Donald Trump has urged federal agencies to adopt AI quickly, according to the source article. ProPublica noted, however, that his orders have not pushed agencies to use AI to draft laws.

Still, Zerzan told staffers that Trump is “very excited” about the DOT initiative. He also suggested that Trump sees DOT as the “point of the spear” and expects other agencies to follow its lead.

The White House has also highlighted DOT’s regulatory changes. In a report on the Office of Science and Technology Policy’s biggest “wins” in 2025, the White House credited DOT with “replacing decades-old rules with flexible, innovation-friendly frameworks,” including fast-tracking rules to allow for more automated vehicles on the roads.

DOT’s expectations for Gemini appear ambitious. ProPublica reported that the department expects Gemini to “handle 80 to 90 percent of the work of writing regulations.” The longer-term vision described in the source is even more automated: federal workers using tools like Gemini would move toward an oversight role, monitoring “AI-to-AI interactions.”

Google’s role and the unanswered questions

Google did not respond to Ars’ request for comment about this use case for Gemini. DOT also did not immediately respond to Ars’ request for comment.

Google has been promoting Gemini for government work more broadly. On Monday, the company posted a blog describing Gemini as a tool that could help federal workers with “creative problem-solving to the most critical aspects of their work.”

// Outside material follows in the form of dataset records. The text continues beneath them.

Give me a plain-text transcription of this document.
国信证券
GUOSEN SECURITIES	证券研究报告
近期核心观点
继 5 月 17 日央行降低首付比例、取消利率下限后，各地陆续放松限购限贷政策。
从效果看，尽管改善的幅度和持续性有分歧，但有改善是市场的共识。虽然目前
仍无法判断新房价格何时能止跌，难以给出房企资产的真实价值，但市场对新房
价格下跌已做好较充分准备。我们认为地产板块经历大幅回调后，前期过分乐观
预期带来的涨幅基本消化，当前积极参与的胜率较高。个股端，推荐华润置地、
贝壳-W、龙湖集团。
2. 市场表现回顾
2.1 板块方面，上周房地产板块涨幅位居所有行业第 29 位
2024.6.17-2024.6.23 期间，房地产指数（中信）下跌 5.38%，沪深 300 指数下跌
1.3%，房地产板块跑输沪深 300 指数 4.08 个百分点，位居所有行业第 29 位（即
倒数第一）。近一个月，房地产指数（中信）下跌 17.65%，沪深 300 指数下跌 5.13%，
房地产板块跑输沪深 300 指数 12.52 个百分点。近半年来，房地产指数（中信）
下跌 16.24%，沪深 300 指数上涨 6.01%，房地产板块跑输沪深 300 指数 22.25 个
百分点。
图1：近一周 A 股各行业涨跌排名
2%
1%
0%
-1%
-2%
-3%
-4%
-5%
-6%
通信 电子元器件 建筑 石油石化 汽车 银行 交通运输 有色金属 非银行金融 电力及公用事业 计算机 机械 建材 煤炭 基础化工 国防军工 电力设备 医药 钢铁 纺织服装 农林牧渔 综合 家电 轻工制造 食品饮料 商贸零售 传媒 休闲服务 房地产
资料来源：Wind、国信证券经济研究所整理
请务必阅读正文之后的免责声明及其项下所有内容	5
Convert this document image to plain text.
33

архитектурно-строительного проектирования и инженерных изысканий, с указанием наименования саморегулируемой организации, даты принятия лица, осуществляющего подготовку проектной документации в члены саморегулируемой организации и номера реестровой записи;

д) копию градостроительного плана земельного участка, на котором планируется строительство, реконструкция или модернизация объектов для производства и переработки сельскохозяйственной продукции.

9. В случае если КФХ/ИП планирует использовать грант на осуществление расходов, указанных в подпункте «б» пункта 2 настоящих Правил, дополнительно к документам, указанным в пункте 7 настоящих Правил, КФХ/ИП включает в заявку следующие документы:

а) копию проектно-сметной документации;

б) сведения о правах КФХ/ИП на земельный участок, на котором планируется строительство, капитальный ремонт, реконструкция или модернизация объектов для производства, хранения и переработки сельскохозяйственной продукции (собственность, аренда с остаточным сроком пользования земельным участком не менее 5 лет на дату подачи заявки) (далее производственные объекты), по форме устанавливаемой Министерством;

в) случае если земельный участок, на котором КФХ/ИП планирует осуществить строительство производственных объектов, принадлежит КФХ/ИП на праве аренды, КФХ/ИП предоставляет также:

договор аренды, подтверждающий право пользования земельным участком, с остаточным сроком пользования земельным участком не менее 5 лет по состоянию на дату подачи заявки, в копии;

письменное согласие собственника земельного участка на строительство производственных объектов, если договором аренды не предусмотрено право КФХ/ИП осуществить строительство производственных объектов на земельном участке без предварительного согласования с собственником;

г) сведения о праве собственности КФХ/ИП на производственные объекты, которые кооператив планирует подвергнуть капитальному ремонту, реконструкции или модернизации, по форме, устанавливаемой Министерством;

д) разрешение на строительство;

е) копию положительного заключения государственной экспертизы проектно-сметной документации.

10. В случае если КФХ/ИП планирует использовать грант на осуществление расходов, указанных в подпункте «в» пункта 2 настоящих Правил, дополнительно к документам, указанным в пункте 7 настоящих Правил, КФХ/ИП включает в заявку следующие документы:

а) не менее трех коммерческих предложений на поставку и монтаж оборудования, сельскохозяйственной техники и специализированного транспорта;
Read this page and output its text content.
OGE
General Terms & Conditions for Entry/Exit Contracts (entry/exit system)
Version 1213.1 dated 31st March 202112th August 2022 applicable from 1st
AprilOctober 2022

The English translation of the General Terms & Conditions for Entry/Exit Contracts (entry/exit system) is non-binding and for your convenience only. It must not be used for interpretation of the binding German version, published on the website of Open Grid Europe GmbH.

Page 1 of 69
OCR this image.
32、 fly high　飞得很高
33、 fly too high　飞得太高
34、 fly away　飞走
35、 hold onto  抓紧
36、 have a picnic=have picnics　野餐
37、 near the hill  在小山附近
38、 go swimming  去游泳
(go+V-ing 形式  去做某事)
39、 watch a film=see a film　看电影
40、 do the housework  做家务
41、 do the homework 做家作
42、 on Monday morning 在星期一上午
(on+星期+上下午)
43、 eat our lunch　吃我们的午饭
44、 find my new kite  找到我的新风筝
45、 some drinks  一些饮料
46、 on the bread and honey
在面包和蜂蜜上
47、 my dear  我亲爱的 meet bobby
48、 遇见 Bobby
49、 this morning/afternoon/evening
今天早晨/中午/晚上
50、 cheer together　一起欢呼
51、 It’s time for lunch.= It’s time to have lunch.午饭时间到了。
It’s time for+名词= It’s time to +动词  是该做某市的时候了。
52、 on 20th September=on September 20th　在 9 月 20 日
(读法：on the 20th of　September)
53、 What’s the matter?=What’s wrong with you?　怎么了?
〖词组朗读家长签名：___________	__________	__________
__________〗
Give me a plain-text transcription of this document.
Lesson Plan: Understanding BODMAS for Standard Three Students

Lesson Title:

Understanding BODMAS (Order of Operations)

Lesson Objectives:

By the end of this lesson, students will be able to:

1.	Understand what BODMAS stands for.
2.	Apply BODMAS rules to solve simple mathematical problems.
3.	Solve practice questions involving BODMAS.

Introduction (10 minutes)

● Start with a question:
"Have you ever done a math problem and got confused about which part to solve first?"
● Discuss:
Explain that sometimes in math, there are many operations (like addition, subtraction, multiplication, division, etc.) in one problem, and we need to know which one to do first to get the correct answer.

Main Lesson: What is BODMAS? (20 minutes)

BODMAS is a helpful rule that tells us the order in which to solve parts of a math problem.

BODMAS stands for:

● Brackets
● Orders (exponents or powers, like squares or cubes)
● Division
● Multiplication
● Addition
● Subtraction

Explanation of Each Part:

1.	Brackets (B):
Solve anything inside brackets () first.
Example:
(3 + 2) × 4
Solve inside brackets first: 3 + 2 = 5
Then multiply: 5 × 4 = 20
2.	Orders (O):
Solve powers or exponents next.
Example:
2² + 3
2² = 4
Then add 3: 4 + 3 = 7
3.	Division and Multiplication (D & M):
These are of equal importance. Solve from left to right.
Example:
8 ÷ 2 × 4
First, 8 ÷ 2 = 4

The company has also competed aggressively for government AI contracts. According to the source article, Google undercut OpenAI and Anthropic’s $1 deals by offering a year of access to Gemini for $0.47.

Google has described DOT as an important example of its federal work. In a December blog, the company said DOT was “the first cabinet-level agency to fully transition its workforce away from legacy providers to Google Workspace with Gemini.” Google said the move would help DOT “ensure the United States has the safest, most efficient, and modern transportation system in the world.”

Google also encouraged other federal leaders to follow the same path. Its blog said: “We are committed to supporting the DOT’s digital transformation and stand ready to help other federal leaders across the government adopt this blueprint for their own mission successes.”

The unresolved question is not whether AI can draft text. Gemini can produce regulatory language quickly, according to DOT’s own presentation of the tool. The harder question is whether a fast draft is good enough when the document may affect transportation systems where mistakes can create legal exposure, operational confusion, and safety risks.